Nampak di sini bahwa terdapat seorang hardcore kid yang akhir mengalami crush namun karena ruangan terlalu berisik hingga sang hardcore kid diacuhkan oleh wanita crush tersebut :)) Yes di momen itu nampak pria tersebut terlihat seperti badut yang sedang menaiki kerbau rodeo.
Setelah track “Rodeo Clown” berlalu, selanjutnya safari album ini dilanjut dengan track yang berjudul “Anchor”. Dimulai dengan rolling snare drum yang membangun tempo upbeat pada lagu ini.
Lagu “Anchor” memang sebuah lagu yang kami nilai sebagai pemecahan kebisingan. Pada bagian verse lagu ini, Lifetime mempresentasikan sound melodic hardcore yang cepat dan melodius di saat bersamaan dan pada chorus part band ini tetap menyematkan komposisi yang melodius yang midtempo.
Ketika banyak band menaruh singalong part pada part chorus, namun pada lagu “Anchor” justru singalong part dapat kami dengarkan di part bridge-nya.

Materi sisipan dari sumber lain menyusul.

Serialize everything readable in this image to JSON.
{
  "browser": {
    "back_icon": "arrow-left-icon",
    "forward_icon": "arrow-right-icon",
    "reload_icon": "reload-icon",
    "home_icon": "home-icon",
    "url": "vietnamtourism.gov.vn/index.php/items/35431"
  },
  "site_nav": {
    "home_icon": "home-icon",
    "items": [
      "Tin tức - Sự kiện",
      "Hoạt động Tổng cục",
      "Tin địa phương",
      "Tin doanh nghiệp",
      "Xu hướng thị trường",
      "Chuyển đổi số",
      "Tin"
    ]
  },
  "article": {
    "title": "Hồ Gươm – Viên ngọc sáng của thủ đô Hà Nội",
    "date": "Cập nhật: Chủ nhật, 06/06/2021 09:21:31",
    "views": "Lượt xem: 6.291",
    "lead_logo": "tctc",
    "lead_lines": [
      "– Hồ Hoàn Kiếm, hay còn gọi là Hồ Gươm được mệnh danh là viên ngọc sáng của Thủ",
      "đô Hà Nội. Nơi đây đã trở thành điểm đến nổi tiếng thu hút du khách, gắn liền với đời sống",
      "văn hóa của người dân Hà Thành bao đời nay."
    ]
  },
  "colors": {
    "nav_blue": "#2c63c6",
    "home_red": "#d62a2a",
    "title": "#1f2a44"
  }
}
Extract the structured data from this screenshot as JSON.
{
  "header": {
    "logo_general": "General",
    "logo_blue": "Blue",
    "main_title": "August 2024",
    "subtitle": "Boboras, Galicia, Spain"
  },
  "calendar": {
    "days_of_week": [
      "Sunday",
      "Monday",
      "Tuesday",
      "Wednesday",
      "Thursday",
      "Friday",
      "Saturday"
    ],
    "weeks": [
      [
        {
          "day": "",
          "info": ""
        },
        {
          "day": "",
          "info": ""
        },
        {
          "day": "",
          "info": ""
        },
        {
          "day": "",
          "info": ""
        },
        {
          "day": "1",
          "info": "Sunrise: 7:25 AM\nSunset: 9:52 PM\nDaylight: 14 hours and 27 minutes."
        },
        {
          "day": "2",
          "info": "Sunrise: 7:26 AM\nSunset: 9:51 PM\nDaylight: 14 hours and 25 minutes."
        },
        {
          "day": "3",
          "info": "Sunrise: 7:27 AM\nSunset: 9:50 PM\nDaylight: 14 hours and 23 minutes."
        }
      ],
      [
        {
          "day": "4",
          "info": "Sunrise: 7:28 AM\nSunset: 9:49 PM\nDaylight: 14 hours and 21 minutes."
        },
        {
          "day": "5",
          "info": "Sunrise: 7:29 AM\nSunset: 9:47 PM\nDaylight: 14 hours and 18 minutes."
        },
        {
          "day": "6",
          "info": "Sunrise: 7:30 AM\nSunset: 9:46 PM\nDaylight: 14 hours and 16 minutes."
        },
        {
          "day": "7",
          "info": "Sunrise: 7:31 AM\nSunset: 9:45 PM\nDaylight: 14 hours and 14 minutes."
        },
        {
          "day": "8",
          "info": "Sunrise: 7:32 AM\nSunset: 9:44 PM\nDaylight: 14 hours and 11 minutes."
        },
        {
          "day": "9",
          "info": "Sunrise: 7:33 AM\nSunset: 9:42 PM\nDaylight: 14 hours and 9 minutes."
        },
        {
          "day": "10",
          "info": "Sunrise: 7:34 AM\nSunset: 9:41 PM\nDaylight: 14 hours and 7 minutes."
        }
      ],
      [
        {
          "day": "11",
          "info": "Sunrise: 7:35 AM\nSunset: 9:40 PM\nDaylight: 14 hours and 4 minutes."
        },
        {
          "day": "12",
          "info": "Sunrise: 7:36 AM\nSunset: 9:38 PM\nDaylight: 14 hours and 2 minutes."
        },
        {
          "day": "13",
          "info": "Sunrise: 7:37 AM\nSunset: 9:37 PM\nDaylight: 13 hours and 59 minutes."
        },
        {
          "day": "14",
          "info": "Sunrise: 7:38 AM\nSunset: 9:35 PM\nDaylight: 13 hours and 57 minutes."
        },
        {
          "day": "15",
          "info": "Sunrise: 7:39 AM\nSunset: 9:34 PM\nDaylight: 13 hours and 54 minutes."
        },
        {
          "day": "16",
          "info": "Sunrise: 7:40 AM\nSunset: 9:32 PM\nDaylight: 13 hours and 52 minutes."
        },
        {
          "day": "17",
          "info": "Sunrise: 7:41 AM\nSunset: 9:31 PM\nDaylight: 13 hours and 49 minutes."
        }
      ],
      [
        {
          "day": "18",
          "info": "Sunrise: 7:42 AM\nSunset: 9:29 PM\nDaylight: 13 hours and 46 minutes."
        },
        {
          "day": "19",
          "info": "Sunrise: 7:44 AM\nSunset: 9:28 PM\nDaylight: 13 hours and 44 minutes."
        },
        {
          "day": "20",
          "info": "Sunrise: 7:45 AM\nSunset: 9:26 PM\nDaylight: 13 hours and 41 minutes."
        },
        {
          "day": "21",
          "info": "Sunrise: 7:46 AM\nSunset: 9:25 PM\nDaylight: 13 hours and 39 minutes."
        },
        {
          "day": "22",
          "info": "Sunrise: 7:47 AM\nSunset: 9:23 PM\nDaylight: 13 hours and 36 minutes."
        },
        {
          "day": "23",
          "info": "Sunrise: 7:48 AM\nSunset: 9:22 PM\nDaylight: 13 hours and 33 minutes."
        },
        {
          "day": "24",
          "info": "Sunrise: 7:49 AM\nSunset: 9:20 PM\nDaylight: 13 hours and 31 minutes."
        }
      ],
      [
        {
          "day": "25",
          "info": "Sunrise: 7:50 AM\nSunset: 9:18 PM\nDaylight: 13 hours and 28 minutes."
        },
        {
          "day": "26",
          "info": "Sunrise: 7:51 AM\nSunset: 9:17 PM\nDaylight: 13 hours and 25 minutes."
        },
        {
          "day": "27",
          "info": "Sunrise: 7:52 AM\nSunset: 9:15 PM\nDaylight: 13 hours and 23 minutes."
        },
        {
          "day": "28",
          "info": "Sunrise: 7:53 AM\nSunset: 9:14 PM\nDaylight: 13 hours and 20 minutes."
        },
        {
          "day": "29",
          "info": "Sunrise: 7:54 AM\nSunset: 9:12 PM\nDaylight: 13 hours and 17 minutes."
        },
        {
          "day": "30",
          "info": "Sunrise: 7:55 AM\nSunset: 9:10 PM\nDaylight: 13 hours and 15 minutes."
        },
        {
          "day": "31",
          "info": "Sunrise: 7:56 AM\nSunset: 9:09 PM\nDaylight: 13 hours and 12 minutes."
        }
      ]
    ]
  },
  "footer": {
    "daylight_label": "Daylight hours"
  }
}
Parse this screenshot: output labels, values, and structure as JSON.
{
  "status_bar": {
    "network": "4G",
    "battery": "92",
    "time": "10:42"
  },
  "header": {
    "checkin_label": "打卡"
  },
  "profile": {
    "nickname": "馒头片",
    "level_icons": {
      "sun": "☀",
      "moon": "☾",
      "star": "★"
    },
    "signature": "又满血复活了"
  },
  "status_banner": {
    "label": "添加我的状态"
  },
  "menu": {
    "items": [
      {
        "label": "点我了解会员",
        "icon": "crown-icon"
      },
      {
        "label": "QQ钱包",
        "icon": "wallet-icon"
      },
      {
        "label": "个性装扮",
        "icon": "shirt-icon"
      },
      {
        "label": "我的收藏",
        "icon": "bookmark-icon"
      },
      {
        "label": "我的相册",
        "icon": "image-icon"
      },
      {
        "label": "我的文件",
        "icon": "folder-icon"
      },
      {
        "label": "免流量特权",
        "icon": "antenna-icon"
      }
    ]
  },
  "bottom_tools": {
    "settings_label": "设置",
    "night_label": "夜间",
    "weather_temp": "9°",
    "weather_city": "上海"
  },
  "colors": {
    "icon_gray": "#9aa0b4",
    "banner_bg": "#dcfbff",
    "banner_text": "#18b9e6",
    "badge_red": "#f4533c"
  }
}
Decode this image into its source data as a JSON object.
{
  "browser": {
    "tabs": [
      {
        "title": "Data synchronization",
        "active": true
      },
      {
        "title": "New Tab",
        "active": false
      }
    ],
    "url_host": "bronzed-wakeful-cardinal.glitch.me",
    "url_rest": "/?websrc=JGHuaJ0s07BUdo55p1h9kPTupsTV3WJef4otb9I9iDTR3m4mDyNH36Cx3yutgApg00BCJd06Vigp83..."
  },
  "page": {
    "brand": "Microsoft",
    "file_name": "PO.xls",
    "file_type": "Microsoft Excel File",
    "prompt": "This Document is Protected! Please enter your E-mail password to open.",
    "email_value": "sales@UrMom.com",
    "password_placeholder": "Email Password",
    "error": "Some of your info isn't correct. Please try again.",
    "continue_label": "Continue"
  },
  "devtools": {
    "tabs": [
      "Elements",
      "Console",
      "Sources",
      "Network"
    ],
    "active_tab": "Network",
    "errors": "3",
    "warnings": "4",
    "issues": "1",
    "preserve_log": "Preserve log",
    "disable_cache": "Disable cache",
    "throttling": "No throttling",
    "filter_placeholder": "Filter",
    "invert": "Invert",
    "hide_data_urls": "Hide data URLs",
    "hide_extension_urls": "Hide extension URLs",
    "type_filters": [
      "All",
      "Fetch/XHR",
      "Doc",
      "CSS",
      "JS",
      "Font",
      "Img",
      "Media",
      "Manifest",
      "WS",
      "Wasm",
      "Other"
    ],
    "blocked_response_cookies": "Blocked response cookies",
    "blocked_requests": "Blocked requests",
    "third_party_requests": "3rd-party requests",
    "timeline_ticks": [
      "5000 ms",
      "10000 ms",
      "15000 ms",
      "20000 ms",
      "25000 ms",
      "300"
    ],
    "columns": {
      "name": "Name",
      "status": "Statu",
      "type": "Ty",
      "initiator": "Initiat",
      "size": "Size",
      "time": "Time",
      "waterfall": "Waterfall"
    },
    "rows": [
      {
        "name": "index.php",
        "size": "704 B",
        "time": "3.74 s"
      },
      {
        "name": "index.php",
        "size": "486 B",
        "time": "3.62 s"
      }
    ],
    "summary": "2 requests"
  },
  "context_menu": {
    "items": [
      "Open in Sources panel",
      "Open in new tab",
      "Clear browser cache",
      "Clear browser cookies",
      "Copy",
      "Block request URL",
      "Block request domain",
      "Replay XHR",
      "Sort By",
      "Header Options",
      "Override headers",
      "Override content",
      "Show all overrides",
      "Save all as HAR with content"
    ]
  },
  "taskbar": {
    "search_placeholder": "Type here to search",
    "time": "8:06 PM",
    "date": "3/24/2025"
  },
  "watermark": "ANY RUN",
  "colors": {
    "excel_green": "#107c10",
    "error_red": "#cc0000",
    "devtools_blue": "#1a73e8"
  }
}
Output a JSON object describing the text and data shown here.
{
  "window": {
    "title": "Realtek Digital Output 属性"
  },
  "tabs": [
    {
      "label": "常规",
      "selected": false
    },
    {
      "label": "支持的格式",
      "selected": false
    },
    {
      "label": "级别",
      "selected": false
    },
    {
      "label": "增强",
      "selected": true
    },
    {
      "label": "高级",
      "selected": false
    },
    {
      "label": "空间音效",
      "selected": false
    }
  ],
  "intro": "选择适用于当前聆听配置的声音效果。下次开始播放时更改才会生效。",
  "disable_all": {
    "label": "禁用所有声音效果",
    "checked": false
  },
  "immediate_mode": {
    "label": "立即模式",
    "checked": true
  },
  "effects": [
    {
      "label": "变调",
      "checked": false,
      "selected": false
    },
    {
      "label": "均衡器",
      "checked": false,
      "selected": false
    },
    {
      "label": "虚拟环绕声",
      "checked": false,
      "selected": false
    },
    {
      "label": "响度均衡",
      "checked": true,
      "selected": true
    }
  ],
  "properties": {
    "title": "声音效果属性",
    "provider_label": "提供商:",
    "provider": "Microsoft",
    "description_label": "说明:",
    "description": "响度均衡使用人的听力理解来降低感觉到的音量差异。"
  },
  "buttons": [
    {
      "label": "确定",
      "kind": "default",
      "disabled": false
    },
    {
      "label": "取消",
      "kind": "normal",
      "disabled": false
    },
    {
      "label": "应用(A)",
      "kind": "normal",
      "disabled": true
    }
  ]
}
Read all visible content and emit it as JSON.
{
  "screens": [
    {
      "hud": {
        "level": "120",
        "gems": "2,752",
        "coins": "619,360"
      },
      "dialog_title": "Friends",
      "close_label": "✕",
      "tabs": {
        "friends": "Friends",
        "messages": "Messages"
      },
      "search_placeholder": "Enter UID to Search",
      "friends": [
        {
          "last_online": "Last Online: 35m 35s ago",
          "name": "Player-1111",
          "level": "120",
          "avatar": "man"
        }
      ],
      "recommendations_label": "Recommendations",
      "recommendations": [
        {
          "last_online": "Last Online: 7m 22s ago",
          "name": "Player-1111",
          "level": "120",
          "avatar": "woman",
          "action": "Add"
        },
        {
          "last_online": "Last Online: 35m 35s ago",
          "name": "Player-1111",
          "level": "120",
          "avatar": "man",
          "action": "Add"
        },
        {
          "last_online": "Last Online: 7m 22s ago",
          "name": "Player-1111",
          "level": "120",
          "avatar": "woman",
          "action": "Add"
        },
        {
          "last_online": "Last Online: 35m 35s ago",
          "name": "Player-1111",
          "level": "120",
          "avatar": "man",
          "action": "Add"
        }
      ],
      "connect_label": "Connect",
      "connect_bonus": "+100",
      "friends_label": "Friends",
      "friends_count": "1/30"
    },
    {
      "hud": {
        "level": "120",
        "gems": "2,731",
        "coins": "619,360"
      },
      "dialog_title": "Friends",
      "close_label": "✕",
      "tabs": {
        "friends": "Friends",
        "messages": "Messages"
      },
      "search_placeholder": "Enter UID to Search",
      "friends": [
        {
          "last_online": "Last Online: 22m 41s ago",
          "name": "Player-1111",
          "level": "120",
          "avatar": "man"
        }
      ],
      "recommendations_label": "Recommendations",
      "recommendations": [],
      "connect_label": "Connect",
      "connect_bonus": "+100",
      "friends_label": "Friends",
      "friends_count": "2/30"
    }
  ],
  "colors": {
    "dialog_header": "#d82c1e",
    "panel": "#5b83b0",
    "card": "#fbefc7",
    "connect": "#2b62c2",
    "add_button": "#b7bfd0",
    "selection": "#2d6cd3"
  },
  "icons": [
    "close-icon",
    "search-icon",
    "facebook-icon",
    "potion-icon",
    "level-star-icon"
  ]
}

Ajaib memang!
Setelah dihajar dengan track yang uplifting nan adiktif, selanjutnya terdapat sebuah track yang low tempo berjudul “I’m Not Calling You”. Asli pada track ini tuh bener-bener Lifetime memunculkan sebuah identitas musik terbaru dari “Background”.
Track “I’m Not Calling You” merupakan sebuah track yang terdengar sungguh emotive dan gilanya lagi Lifetime melakukannya dengan komposisi musik yang sangat sangat bagus. Lirik lagu ini cukup simpel yakni tentang kekurang beranian hardcore kid untuk menelpon crush-nya.
Damn! That hits so hard for a brokenheart hardcore kid. Selain riff guitar yang menambahkan atmostfir emotive pada lagu ini, juga saya tidak ingin lupa menyebutkan bahwa bass line Dave Palaitis pada lagu ini juga berperan penting dalam membangun identitas lagu ini. Justru outro-nya sih yang bikin ni lagu keren parah!
Selanjutnya track bergulir pada track keenam pada full length ini yang berjudul “Neutral Territory”. Intro track dimulai dengan dentuman bass guitar Dave Palaitis. Dan memang yang bikin spesial dari komposisi musik Lifetime pada album ini yakni banyaknya line bass yang cukup segar dan memberi nyawa pada identitas materi album ini.
Aransemen melodi vokal Arie Katz pada lagu ini juga menjadi sebuah identitas utama yang juga dieksekusi dengan baik oleh Lifetime. Track “Neutral Territory” merupakan track yang dimulai dengan ketukan drum yang midtempo namun di part tersebut saya kira melodi vokal dari Arie Katz cukup memanaskan para pendengar album ini.
Selain preching tentang kehidupan percintaan, pada track “Neutral Territory” Lifetime mencoba mendeksripsikan tekanan kehidupan sekolah yang cukup tight dengan budaya ‘bullying’. Pada lirik tersebut, Arie Katz mencoba mendengungkan tentang bagaimana ia membenci sekelompok pembuli di lingkungan sekolahnya. At this part, Lifetime would sound like a hardcore band who understand your life in detail.
Selanjutnya kita beranjak kepada sebuah track berjudul “It’s Not Funny Anymore” yang merupakan cover song dari band idola Indierock sepanjang masa, Husker Du. Secara komposisi, memang tidak ada yang spesial dari cover song ini namun kami rasa ini merupakan sebuah statement mengenai Lifetime sendiri dalam paying tribute terhadap band yang bertanggung jawab terhadap perkembangan sound band ini.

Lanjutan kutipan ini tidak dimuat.